そして、僕が手にかけた特殊部隊の男の後輩らしき人物は、銃のトリガーに指をかけるが、指に力が入るよりも先に俺の体は生きる生物に反応した。
「やめて!!」
僕は自分の体に語りかけたが、止まることはなく、特殊部隊の男の後輩の胸ぐらを右手で掴み、左手で男の頭を殴って潰す。

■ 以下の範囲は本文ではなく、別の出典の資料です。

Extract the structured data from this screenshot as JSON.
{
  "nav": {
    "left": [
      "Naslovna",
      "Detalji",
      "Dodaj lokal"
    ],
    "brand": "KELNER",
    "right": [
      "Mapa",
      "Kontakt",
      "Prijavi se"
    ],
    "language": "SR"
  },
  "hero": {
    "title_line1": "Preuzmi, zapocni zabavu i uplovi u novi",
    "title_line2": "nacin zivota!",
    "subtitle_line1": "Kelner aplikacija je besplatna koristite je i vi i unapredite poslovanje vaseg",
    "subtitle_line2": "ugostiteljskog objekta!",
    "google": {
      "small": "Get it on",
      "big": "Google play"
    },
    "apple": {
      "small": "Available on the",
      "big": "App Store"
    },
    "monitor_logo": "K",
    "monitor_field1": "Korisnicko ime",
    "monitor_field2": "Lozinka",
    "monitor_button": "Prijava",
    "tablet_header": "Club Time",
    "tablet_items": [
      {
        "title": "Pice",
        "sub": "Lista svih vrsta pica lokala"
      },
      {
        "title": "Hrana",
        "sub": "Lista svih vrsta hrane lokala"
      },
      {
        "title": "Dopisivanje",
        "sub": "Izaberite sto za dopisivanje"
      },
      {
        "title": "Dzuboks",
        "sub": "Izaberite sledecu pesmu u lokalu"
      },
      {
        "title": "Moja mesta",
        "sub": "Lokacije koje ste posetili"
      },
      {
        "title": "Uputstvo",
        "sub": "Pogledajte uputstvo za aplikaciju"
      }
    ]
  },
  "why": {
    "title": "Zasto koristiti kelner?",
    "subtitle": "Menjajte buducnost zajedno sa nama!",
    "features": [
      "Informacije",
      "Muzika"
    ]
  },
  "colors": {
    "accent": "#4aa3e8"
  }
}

頭は風船が割れたかの如く、砕け散り、雪のパレットには血が飛び散る。
「あ、あああああああ!!!!!!!!!」
殺人衝動と人間離れした力。
これは生物兵器の武器の一つなんだろう。
「だ、誰だ!?うあああああ!!なんだこの血は!!!!!」
また別の方から特殊部隊の人間が現れた。
その男は雪に染まる血と二人の人間の死体を見た。
「まさかお前が!!!!!この野郎!!!!」
俺はそいつに飛びかかる。
「う!うわあああああああ!!!!この化け物がああああ!!!!!」
「駄目だ!!止まれ俺の身体!!!!!!!」
そんな言葉は言葉でしかなかった。
そして、僕の襲いかかった男はナイフを腰から取り出し、僕の片腕を切った。
生物兵器の能力は基本的にデットモードの時発動する。
超再生。
この能力は具体的に行って細胞の再構築だ。
僕の人殺しの腕がどんどんと治っていく。
ついには、切り落とされたはずの左手が生えてきた。
「ま、まじかよ!!!!化け物め!!!!!」
生物兵器の二つ目の能力。
細胞の構築。
僕の背中から、人間ではない、爪のようなもの血を辺りに吐き出しながら生えてくる。
そしてその爪は特殊部隊の人の両サイドから体に突き刺さる。
血を撒き散らしながら特殊部隊の人は力が抜ける。
僕は突き刺しの爪をぐちゃりと音を立てながら抜く。
血をが滴る爪はとても綺麗だった。
次の瞬間、頭が爆発によって潰れる。
戦車の砲撃のようだ。
だが僕は潰れた頭を再構築する。
実験室の科学者は言う。
「人間の記憶はあらゆる体の部分に分散している。脳だけが記憶を保存するわけではない。そして、魂にも人間の記憶が刻まれている。つまり、魂にも意思がある」
僕の視界は暗くなったが、すぐに再生を始めた。
「時期に、体の記憶をもとに髪の毛一本一本の長さすらも同じ様な見た目になるだろう」
僕の視界が戻ると、すぐに、見えたのは戦車だった。
俺はすぐに戦車の元へ走り出した。
戦車は第二撃目の準備をする。
何をするんだ!?
俺は手を上に挙げる。
僕は握った拳に、硬い鉄金属の様な肉体を細胞が作る。
そして作ったその手を戦車へと振り下ろした。
戦車は爆発し、弾け飛ぶ。
「ヴァアアアアアア!!!!!!!」
僕はまるで、怪物のようなうめき声を挙げる。
まるで我を忘れたかのように
僕は何か、青い何かに包まれる。
その時、僕は青色が嫌いになった。
「人型の青い騎士のような怪物になった俺は手当たり次第、敵を殺した。その時の俺は、本心から殺しを楽しんでいたんだ。また、あんなことが起きて欲しくないって思ったんだけど、それでも、起きてしまった。4ヶ月前にGK04襲撃時に俺はまた、暴走したんだ。これが俺の引きこもった理由」
「そ、そうだったんだね」
「みんな、迷惑かけてごめんね」
「いや、いいよ!それに、帰ってきてくれて私は嬉しいよ!」
「まつ…」
俺は少し泣きそうになる
「まあさ、人間は失敗するもんよ。必ずさ」
「タタ…」
俺は少し涙目になった。
「あのさ、それで、その青の怪物になったユミーが引き起こした、青の戦争ってのは結局ユミーが全滅させるのか?」
「うん。その後にも人員が投入されたけど、そのエリアに近づいただけで、死ぬことがあったらしいよ。そこから、俺が研究所を守ったから青い見た目をしていたのと、騎士の見た目をしていたことで青の騎士と名付けられたんだ。ごく一部の人間しかこのことは知らないけどね」
『それじゃあ、なんでユミーが怪物になったんだ?それに、青い戦争の後のことはどうなったんだ?』
「あ、あんまり、聞かない方がいいんじゃない?そう言うことはさあ」
かえでが小さくアズキにつぶやいた。